Speaking to media following his speech, Peters said the size of Parliament needs to reduce because there was a referendum in 1999 where 80 per cent of the country wanted to reduce the overall number of MPs but it wasn't binding.
"The public should be asked again now whether they want the 120 or 100."
A binding referendum on the two matters would be held on the same day in the middle of the next election term.
Peters said both issues were "explosive" but in particular the Maori seats because "Maori progress economically and socially has been massively sidetracked, detoured and road blocked by the Waitangi industry".
"How could that possibly happen when we've got all these new members of Parliament coming from the Maori world?"

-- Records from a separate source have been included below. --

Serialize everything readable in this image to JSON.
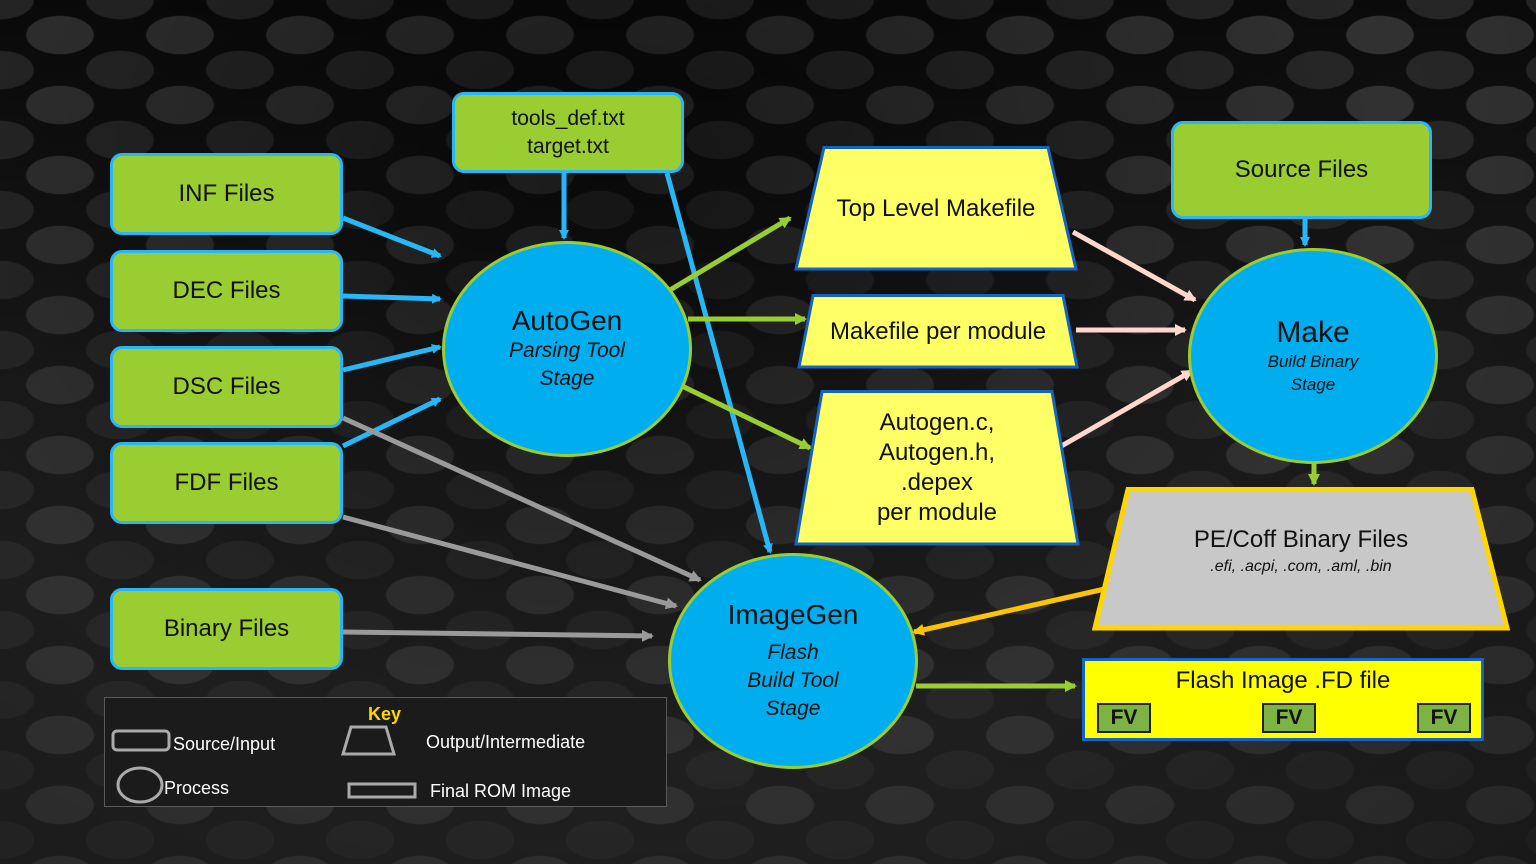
{
  "sources": {
    "inf": "INF Files",
    "dec": "DEC Files",
    "dsc": "DSC Files",
    "fdf": "FDF Files",
    "binary": "Binary Files",
    "tools_line1": "tools_def.txt",
    "tools_line2": "target.txt",
    "source_files": "Source Files"
  },
  "processes": {
    "autogen": {
      "title": "AutoGen",
      "sub1": "Parsing Tool",
      "sub2": "Stage"
    },
    "make": {
      "title": "Make",
      "sub1": "Build Binary",
      "sub2": "Stage"
    },
    "imagegen": {
      "title": "ImageGen",
      "sub1": "Flash",
      "sub2": "Build Tool",
      "sub3": "Stage"
    }
  },
  "outputs": {
    "top_makefile": "Top Level Makefile",
    "makefile_per_module": "Makefile per module",
    "autogen_l1": "Autogen.c,",
    "autogen_l2": "Autogen.h,",
    "autogen_l3": ".depex",
    "autogen_l4": "per module",
    "pecoff_title": "PE/Coff Binary Files",
    "pecoff_sub": ".efi, .acpi, .com, .aml, .bin"
  },
  "flash": {
    "title": "Flash Image .FD file",
    "fv": [
      "FV",
      "FV",
      "FV"
    ]
  },
  "key": {
    "title": "Key",
    "source_input": "Source/Input",
    "process": "Process",
    "output_intermediate": "Output/Intermediate",
    "final_rom": "Final ROM Image"
  },
  "colors": {
    "source_fill": "#9acd32",
    "source_border": "#29b6f6",
    "process_fill": "#00aeef",
    "output_fill": "#ffff66",
    "pecoff_fill": "#c8c8c8",
    "pecoff_border": "#ffd600",
    "arrow_blue": "#29b6f6",
    "arrow_green": "#9acd32",
    "arrow_pink": "#ffd7cc",
    "arrow_gray": "#9a9a9a",
    "arrow_yellow": "#ffc400"
  }
}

Peters said he wouldn't use "silly phrases" like "bottom lines" but he made it clear the referendum wasn't negotiable.
"My strategy is to tell everybody out there that you won't be talking to NZ First unless you want a referendum on both those issues at the mid-term mark of this election."
He said the roughly $27 million to hold the referenda would be money well spent - "far better spent than this wasted flag exercise".
National Party campaign manager Steven Joyce said Peters had so many bottom lines now "he must have a dedicated person to keep track on them".
"We won't worry too much about that until we see how the election goes."
"In terms of the Maori seats we've always said there will come a time one day when everyone agrees they're no longer needed but that day hasn't happened yet. In terms of reducing the number of seats in Parliament, well, we could all look across Parliament and see people we'd rather see not there, but it's just not the most important issue for New Zealand at the moment," Joyce said.
Asked whether he would be constrained by the Government's current spending limits, Peters said you had to "take the plus and the minus".
"I might spend far less in some areas as well. For example, I'm not going to build any more prisons, no, I'll have them out there doing hard labour six times a week."
During his speech Peters told the crowd his party spent less than any other on getting the country's vote.
"It almost should be on our CV and resume for running the economy," he said.
Stability, or a lack of, was a popular theme in his speech with one-line zingers including, "this government reeks of instability from the very top all the way down to Todd Barclay" - a not so subtle dig at the National backbencher who has been forced to resign over a recording of a staff member in his office.
Peters' interview with media was interrupted several times by members of his youth wing yelling "Make New Zealand great again" but when asked if he thought his supporters using a Donald Trump slogan was helpful, Peters said he had never heard Trump say that.
He talked about a "great political upset coming" and signed off with a promise - "we will be, most definitely, the Government."